Evaluation of thermal management strategy based on zoning of stress states of a gas turbine disk

Considering that either passive thermal management from thermal protection or active thermal management from thermal loading reorganization is determined by thermal management strategy, this paper proposes an evaluation method based on the zoning of the stress states of a disk for different thermal management strategies to assess the advantages and disadvantages of different thermal loading combinations or distributions at the initial design stage. The theoretical model for thermal management strategies is first established by abstracting the combination of thermal loading parameters (Q_e, Q_in and h¯).
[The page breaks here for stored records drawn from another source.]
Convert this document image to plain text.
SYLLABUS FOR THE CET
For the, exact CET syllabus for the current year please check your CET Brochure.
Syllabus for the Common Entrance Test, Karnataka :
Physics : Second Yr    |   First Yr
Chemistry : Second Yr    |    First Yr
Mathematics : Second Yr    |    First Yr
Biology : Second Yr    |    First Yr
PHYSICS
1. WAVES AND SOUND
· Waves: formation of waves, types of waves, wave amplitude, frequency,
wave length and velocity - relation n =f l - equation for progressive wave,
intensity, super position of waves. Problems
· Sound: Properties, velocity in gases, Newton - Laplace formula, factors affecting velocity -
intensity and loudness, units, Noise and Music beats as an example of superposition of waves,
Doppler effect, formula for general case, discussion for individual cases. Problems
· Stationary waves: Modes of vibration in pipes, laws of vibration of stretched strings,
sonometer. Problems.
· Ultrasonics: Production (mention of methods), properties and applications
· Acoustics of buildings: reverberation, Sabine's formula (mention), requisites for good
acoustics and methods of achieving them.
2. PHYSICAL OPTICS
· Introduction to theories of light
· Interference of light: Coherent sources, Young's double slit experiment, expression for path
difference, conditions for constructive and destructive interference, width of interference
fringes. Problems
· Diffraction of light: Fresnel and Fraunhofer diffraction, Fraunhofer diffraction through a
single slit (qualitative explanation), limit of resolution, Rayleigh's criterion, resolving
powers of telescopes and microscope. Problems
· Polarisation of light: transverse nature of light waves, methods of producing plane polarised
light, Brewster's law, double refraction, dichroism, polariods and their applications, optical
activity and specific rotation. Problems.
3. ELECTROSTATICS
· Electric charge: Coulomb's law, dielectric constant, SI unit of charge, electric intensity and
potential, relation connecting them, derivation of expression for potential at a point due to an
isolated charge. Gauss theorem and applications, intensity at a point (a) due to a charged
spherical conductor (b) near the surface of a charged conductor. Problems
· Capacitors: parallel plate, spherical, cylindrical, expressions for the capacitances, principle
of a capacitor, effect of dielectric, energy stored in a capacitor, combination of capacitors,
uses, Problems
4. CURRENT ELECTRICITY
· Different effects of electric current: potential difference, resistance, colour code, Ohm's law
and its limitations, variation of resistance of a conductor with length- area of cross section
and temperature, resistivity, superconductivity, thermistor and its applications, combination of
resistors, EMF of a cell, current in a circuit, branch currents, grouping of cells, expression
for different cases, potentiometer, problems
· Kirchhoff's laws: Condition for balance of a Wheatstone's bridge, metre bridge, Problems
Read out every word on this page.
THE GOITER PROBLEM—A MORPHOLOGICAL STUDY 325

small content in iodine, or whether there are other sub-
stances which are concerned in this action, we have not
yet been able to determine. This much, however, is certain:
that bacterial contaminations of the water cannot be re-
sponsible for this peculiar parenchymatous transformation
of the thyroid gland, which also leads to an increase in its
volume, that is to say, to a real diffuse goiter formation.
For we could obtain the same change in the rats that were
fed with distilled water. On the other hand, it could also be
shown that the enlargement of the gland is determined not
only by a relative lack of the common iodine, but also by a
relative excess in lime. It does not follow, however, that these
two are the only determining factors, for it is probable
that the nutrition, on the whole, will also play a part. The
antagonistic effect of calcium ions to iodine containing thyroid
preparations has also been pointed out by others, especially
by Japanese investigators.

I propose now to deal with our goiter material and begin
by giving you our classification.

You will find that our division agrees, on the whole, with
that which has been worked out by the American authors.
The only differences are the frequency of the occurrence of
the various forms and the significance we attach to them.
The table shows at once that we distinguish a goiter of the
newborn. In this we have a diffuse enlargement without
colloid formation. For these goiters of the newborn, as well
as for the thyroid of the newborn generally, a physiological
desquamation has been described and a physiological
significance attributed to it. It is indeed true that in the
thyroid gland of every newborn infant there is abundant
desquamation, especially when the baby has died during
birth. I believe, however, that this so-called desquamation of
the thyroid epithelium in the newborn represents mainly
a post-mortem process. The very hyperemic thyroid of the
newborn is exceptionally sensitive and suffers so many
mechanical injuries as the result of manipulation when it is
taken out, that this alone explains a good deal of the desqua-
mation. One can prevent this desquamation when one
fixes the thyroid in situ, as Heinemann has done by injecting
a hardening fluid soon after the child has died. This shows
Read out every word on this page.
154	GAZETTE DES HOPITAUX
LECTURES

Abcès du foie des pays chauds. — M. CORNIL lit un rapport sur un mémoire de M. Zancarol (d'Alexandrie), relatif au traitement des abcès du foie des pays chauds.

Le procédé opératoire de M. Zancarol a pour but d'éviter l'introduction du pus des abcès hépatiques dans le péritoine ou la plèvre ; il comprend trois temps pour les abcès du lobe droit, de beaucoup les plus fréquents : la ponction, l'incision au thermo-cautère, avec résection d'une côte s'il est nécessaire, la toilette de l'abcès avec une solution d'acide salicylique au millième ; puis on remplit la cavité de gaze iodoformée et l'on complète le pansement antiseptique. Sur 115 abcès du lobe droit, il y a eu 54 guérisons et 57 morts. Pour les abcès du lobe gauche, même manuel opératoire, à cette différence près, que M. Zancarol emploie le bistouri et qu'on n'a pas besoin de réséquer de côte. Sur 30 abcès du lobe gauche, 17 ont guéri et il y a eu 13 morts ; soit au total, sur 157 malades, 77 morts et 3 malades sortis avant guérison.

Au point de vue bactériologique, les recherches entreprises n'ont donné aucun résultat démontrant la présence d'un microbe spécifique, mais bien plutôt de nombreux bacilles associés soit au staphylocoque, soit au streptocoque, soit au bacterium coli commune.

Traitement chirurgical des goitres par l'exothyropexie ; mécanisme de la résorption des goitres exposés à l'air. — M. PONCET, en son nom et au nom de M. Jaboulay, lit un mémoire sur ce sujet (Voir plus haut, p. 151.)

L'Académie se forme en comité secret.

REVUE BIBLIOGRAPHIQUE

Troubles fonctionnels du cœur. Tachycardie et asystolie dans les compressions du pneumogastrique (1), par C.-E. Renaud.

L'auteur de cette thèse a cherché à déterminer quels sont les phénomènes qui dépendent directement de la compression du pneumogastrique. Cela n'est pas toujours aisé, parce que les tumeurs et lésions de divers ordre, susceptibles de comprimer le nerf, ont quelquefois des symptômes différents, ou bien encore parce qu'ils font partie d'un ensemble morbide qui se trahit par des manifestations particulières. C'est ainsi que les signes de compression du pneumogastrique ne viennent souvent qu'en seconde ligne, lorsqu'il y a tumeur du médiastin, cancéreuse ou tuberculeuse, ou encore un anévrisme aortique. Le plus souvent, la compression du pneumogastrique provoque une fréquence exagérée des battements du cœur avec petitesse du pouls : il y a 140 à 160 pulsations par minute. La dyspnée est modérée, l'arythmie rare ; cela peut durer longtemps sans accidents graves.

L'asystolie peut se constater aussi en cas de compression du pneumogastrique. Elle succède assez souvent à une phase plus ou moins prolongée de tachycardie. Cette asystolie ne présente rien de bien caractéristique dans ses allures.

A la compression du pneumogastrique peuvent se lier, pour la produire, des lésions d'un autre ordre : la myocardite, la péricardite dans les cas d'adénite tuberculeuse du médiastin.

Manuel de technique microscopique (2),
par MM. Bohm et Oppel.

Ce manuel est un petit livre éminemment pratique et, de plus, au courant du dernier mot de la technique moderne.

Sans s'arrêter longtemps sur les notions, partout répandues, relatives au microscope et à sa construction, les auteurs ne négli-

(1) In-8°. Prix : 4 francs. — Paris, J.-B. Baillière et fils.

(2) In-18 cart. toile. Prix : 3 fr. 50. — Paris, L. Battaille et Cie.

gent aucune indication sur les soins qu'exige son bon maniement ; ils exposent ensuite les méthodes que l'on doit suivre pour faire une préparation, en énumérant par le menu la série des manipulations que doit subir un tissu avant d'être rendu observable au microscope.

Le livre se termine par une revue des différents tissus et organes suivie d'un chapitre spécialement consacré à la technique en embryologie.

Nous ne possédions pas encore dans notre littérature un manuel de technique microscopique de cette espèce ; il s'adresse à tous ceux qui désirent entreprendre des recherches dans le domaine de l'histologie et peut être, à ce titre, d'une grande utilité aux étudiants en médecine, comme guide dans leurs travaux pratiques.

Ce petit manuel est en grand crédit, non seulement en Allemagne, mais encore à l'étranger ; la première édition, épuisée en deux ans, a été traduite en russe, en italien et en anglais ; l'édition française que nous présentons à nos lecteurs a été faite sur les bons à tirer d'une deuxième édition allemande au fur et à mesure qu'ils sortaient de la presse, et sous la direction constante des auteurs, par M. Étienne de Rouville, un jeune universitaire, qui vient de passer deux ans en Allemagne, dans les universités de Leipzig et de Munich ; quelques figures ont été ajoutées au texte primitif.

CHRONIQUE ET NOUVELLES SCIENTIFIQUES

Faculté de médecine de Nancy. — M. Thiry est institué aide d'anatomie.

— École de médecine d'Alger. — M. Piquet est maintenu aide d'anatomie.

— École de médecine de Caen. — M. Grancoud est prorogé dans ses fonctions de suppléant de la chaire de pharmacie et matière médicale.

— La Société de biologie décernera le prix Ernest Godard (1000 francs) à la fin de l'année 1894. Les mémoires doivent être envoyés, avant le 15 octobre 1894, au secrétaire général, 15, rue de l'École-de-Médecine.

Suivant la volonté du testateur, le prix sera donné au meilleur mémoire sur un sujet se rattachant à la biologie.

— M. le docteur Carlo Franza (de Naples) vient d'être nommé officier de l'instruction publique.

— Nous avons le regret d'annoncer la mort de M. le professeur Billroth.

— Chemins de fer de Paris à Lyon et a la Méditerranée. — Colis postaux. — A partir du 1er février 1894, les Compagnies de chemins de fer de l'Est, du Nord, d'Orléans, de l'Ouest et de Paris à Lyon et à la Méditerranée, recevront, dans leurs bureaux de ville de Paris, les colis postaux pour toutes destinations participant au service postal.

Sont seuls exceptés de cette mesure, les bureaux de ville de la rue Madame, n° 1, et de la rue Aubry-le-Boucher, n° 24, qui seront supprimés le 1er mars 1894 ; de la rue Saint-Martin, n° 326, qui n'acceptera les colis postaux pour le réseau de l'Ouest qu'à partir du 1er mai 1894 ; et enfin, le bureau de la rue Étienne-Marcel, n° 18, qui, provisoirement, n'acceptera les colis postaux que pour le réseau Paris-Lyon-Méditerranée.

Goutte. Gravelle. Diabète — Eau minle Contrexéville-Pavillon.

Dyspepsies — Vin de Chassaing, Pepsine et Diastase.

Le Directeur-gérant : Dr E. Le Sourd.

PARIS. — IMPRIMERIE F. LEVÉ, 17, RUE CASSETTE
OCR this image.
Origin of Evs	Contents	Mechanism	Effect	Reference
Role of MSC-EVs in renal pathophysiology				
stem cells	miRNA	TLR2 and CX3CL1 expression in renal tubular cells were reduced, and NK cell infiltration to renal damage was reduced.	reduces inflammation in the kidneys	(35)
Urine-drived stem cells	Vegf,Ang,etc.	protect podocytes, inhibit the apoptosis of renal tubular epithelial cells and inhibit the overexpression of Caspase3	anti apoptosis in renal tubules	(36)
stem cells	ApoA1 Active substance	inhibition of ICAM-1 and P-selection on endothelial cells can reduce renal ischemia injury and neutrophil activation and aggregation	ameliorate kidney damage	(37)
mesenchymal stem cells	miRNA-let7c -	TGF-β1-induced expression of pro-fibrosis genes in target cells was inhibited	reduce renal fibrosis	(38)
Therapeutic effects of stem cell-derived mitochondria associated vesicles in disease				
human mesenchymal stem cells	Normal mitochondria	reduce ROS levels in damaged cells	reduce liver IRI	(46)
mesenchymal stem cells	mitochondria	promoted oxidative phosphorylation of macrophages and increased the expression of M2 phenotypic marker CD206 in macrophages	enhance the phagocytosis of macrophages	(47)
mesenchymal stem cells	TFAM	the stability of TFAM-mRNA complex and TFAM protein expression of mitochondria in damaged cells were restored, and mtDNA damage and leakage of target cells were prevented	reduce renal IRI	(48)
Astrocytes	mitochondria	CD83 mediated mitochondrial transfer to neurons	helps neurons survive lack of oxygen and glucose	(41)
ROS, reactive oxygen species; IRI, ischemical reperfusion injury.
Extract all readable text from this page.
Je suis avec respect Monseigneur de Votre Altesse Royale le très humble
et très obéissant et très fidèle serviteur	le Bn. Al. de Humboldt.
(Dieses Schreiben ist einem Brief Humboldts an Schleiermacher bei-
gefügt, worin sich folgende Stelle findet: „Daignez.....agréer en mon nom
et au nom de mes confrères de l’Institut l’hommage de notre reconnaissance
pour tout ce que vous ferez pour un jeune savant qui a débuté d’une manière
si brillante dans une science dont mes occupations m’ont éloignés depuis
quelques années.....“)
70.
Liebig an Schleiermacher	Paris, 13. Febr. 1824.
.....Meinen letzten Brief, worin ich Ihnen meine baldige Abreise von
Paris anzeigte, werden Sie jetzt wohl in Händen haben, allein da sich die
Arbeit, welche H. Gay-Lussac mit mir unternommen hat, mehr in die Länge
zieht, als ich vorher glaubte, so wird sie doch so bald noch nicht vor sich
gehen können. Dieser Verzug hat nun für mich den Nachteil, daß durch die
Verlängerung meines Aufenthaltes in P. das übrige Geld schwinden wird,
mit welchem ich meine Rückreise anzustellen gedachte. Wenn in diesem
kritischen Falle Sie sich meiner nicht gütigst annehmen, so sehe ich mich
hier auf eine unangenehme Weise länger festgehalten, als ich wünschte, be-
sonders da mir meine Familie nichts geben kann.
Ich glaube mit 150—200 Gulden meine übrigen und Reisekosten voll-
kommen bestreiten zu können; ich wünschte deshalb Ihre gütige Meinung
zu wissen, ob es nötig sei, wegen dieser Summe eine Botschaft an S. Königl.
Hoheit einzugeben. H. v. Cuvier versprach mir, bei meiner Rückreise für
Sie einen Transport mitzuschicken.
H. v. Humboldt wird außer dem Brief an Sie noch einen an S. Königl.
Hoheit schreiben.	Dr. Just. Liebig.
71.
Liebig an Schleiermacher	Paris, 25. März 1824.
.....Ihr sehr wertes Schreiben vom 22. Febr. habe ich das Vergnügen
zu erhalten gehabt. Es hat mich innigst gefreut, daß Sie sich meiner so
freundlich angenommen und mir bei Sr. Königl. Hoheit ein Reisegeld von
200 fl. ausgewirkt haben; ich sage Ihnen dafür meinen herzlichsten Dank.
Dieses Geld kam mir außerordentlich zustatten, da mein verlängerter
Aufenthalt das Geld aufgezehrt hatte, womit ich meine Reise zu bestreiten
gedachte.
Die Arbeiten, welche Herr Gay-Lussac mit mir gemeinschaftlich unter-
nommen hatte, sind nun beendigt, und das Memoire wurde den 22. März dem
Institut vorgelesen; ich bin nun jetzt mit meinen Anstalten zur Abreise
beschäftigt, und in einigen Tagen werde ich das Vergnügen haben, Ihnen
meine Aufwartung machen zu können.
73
Subsequently, the zoning principles are defined based on the stress state characteristics. The sensitivity factors S_{σ, in} and S_{σ, e} are introduced to quantify the variation degrees of the thermal loading parameters Q_in and Q_e for stress state. A rotating turbine disk with a nearly real geometry is used as evaluation object to investigate the effects of different thermal management strategies from three aspects: the position of maximum stress, the iso-surface of the maximum stress level and the variation profile of the disk. Results show that the stress states for each thermal management strategy can be divided into four zones based on the position of the maximum von-Mises stress and the direction of the circumferential stress. A three-dimensional space region partition is generated for each stress state, which shows that the appropriate thermal loading combinations in the design are limited and have an application scope. Generally, the thermal loading combinations in the Domain 1(I) zone represent the most appropriate objects in the design process, whereas the other zones should be avoided because of the enormous negative temperature gradient they produce in the disk. Moreover, the values of sensitivity factors S_{σ, in} and S_{σ, e} in the considered disk profiles are similar, and the effects of the variations in the thermal loading parameters Q_in and Q_e on the maximum stress are not influenced by the disk profile.